L’exode rurale ou l’immigration. Aujourd’hui plus de main d’œuvre dans nos zones de production. La seule alternative crédible est de valoriser le métier en dynamisant la chaîne de valeur agricole. Il faut tendre vers une agriculture écologique de précision. Ces jeunes ne demandent qu’un confort de travail et notre agriculture peut l’offrir si nous la repensons.

Qu’est ce qui explique votre engagement pour la cause agricole ? Pourquoi l’agro écologie est si importante pour vous ?

Notre engagement n’est pas lié à une question d’offre mais un problème de suivis, un  problème d’alimentation saine et un problème écologique. Vous savez, en Afrique, on aime la bonne bouffe. La diversité des mets proposés partout sur le continent est non seulement le reflet de sa richesse culinaire, agricole mais aussi de la diversité génétique des plantes nourricières (biodiversité).
Aussi étrange que cela puisse paraître, la famine décime encore des populations entières sur le continent, le panier des ménages s’appauvrit. Les causes sont multiples, guerres, mauvaise politique agricole, mauvaise gestion des ressources naturelles, usage de solution non durables et bien d’autres anomalies.
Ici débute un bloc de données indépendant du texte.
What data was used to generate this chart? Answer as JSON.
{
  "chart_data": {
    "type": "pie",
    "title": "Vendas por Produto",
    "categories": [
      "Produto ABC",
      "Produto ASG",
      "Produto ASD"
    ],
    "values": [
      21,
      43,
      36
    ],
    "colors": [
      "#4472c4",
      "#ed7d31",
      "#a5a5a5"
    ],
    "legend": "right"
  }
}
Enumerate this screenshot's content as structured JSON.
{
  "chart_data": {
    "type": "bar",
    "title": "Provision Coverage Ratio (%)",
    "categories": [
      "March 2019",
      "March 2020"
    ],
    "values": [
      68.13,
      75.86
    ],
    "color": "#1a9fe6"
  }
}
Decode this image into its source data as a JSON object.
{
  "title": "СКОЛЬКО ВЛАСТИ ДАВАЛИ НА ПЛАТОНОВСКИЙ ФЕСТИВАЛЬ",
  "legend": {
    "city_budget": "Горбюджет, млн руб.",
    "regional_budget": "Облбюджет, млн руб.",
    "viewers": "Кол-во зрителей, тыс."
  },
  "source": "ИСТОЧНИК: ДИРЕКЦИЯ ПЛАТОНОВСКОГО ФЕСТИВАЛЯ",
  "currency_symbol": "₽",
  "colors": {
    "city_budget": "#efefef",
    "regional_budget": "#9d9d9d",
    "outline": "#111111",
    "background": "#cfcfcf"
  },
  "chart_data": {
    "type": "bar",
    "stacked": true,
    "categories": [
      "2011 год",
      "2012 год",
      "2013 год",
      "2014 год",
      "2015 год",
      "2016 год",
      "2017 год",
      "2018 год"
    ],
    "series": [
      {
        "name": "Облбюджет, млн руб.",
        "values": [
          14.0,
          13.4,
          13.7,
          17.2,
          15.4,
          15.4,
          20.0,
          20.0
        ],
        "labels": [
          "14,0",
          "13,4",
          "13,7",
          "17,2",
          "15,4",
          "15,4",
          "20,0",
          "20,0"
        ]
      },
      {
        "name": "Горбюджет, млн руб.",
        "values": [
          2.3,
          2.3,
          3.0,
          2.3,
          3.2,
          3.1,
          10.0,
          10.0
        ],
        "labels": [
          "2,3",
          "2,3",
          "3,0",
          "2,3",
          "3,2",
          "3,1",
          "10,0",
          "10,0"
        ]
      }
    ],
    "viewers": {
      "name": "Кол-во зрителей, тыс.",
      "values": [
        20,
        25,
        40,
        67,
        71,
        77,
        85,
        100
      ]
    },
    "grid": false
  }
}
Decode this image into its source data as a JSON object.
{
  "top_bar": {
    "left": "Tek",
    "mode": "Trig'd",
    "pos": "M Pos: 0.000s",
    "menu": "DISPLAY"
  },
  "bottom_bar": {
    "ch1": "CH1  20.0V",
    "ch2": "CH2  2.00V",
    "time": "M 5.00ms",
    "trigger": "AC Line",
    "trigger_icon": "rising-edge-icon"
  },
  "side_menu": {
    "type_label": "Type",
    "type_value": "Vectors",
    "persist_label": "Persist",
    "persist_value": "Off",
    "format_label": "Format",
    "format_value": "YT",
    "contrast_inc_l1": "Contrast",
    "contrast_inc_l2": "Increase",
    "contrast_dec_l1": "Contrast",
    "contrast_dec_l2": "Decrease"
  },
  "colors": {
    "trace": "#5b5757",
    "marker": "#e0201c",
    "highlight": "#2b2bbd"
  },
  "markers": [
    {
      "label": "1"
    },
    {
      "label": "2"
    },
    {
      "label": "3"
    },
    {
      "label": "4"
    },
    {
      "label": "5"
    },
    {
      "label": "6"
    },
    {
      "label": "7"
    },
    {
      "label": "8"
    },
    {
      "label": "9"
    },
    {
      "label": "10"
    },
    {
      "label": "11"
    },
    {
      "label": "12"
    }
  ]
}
En 2050, l’Afrique aura le quart de la population mondiale, soit 2,5 milliards d’habitants. Le défi est colossal. 2,5 milliards de bouches à nourrir.  L’enjeu principal de cette Afrique émergente ne sera certainement pas à rechercher premièrement dans sa digitalisation, dans son électrification ou dans la densité de ses moyens de circulation. Mais elle le sera dans sa capacité à nourrir son peuple.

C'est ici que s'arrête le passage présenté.